Stillness
There’s a hush in these rooms that was never there before.
Floorboards silent, air heavy, shadows pressed to every door.
You hold your breath and the dark holds you tighter.
Waiting for the world to move, but nothing gets lighter.
Every sound’s a question you don’t want to answer.
You count the seconds, feel the heartbeat stutter.
The clock keeps its secrets, the fridge hums low.
You try not to look at the places you know you shouldn’t go.
You flick the lights on, check every room twice,
but the silence follows, patient as ice.
You feel something watching from just out of view.
Every mirror is deeper than you ever knew.
You press your hands to your ears, hope to block out the noise,
but the quiet just grows, swallowing your voice.
You wish for morning, for laughter, for proof,
but all you have is the hush, and the sense of the truth.
You want to believe there’s nothing there,
but the quiet keeps pulling, tugging at your hair.

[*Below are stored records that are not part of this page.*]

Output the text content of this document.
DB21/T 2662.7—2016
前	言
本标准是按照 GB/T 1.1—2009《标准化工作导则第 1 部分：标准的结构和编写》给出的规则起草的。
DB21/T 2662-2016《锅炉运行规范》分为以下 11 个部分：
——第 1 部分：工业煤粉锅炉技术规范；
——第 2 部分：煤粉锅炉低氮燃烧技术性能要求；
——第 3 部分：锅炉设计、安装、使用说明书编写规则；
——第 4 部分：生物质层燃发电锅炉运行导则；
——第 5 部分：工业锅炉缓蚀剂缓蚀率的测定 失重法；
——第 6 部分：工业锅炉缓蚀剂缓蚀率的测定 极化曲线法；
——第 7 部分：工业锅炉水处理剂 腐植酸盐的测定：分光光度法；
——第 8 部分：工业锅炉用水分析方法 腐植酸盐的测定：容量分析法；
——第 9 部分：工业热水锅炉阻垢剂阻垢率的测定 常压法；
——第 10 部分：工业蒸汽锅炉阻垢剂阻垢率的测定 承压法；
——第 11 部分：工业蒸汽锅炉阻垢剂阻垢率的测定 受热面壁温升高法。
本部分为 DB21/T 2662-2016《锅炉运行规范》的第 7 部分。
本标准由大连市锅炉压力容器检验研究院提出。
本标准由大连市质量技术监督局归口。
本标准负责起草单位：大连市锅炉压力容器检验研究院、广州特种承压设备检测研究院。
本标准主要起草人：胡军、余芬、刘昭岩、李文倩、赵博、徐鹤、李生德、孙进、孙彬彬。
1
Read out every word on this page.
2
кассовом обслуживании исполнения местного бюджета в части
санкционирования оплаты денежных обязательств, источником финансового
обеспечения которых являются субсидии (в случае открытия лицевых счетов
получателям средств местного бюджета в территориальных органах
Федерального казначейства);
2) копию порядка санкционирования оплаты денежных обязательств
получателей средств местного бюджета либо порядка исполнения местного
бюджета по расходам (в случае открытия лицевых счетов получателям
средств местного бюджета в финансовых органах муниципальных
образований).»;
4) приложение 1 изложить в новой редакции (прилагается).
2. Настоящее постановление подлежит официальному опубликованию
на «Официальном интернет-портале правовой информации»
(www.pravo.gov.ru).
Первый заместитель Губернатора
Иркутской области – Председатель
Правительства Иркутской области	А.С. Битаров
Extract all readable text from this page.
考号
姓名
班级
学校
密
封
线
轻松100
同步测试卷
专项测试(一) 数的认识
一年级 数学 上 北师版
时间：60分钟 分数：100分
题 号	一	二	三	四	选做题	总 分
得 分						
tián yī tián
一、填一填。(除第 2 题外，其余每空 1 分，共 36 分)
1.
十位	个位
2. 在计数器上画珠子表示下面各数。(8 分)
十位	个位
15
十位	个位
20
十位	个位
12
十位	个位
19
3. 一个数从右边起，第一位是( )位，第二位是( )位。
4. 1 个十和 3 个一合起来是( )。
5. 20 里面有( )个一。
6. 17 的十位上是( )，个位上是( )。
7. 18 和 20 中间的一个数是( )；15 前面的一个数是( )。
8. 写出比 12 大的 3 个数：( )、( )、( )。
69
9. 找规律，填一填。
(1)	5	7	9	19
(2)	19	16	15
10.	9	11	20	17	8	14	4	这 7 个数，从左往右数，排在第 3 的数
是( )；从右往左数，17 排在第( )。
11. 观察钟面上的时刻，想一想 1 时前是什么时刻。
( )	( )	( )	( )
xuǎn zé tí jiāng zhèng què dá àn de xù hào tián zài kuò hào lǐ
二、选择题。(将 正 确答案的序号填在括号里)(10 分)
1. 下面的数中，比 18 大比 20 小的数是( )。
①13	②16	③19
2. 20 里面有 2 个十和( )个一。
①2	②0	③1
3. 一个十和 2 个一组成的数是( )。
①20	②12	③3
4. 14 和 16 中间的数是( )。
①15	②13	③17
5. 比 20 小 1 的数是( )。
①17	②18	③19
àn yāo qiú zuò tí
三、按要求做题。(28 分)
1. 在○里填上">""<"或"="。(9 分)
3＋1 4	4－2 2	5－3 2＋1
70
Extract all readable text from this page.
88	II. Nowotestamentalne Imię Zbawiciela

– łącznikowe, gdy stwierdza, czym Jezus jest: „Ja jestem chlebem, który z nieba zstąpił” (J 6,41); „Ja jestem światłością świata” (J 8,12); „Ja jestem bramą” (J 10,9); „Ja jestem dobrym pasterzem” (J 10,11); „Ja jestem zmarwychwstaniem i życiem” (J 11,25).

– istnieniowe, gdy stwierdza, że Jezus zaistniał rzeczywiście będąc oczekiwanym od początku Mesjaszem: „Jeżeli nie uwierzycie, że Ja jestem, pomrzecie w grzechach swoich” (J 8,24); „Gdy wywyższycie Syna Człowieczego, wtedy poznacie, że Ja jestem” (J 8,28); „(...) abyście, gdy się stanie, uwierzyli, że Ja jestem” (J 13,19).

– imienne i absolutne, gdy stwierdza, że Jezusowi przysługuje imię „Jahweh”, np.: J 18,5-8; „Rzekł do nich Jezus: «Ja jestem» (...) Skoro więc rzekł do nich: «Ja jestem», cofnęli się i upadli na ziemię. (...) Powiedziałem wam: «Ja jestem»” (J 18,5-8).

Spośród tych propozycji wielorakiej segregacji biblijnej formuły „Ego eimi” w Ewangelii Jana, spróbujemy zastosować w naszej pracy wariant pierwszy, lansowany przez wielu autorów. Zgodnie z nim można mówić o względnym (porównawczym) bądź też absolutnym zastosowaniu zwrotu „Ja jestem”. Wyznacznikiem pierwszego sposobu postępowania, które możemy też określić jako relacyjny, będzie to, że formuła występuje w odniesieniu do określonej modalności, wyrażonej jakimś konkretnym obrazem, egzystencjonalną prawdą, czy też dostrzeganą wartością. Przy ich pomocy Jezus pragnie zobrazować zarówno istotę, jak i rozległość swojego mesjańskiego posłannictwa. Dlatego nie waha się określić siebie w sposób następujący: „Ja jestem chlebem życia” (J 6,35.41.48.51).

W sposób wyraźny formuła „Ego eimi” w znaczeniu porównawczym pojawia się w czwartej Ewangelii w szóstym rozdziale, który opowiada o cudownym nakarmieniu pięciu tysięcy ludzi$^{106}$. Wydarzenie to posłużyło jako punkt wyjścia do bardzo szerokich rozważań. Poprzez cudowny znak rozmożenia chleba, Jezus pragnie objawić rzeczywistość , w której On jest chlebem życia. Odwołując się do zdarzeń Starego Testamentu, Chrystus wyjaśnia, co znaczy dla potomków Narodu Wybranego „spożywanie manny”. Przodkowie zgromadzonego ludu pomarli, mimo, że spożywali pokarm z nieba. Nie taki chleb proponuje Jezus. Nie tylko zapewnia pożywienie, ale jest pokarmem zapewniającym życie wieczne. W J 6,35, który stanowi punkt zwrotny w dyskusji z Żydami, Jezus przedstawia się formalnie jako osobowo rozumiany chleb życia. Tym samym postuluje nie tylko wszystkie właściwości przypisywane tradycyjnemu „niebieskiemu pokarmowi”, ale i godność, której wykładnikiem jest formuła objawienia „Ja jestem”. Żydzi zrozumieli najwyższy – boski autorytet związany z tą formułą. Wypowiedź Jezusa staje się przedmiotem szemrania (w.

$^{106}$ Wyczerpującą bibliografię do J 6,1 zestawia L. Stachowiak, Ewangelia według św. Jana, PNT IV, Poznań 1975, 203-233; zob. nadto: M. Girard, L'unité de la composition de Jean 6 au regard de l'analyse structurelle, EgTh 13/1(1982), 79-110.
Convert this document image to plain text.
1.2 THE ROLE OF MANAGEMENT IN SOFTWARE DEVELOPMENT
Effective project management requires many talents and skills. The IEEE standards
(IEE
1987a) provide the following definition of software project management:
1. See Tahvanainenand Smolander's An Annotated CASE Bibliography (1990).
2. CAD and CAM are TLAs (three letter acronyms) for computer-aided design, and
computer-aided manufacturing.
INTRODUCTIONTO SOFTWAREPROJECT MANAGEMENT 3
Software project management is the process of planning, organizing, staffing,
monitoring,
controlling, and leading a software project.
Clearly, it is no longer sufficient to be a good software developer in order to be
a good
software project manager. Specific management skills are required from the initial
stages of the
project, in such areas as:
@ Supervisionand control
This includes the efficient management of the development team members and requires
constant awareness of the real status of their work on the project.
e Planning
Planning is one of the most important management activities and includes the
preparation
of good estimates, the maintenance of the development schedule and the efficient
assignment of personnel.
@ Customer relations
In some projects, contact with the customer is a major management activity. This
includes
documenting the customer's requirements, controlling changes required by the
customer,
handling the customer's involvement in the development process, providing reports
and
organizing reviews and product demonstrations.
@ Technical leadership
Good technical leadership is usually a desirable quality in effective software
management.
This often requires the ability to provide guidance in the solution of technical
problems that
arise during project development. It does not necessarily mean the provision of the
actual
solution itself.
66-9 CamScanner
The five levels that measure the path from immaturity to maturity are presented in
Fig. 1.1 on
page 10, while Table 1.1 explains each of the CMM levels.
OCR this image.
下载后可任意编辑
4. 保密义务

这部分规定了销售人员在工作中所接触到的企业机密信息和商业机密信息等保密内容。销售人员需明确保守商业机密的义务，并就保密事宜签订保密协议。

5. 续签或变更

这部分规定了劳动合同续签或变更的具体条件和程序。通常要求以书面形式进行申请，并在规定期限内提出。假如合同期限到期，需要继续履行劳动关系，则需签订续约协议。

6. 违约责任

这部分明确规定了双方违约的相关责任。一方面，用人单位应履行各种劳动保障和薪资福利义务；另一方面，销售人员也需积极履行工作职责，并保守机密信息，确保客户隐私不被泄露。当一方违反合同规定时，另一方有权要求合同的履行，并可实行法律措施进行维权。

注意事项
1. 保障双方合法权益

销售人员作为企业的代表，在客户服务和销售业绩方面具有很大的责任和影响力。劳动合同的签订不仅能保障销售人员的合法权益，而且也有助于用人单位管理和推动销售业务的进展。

You lock every window, turn music up loud,
but stillness presses closer, erasing the sound.
Stillness isn’t empty—stillness is awake.
It’s the promise of footsteps you know you didn’t make.
It’s every fear you whispered when you thought you were alone.
It’s the shiver at your shoulder, the chill inside your bones.
Stillness never leaves, it just waits and it learns.
It knows every secret, every ache, every lie.
It waits with a patience that never runs dry.
Stillness sits beside you, breathing under your bed.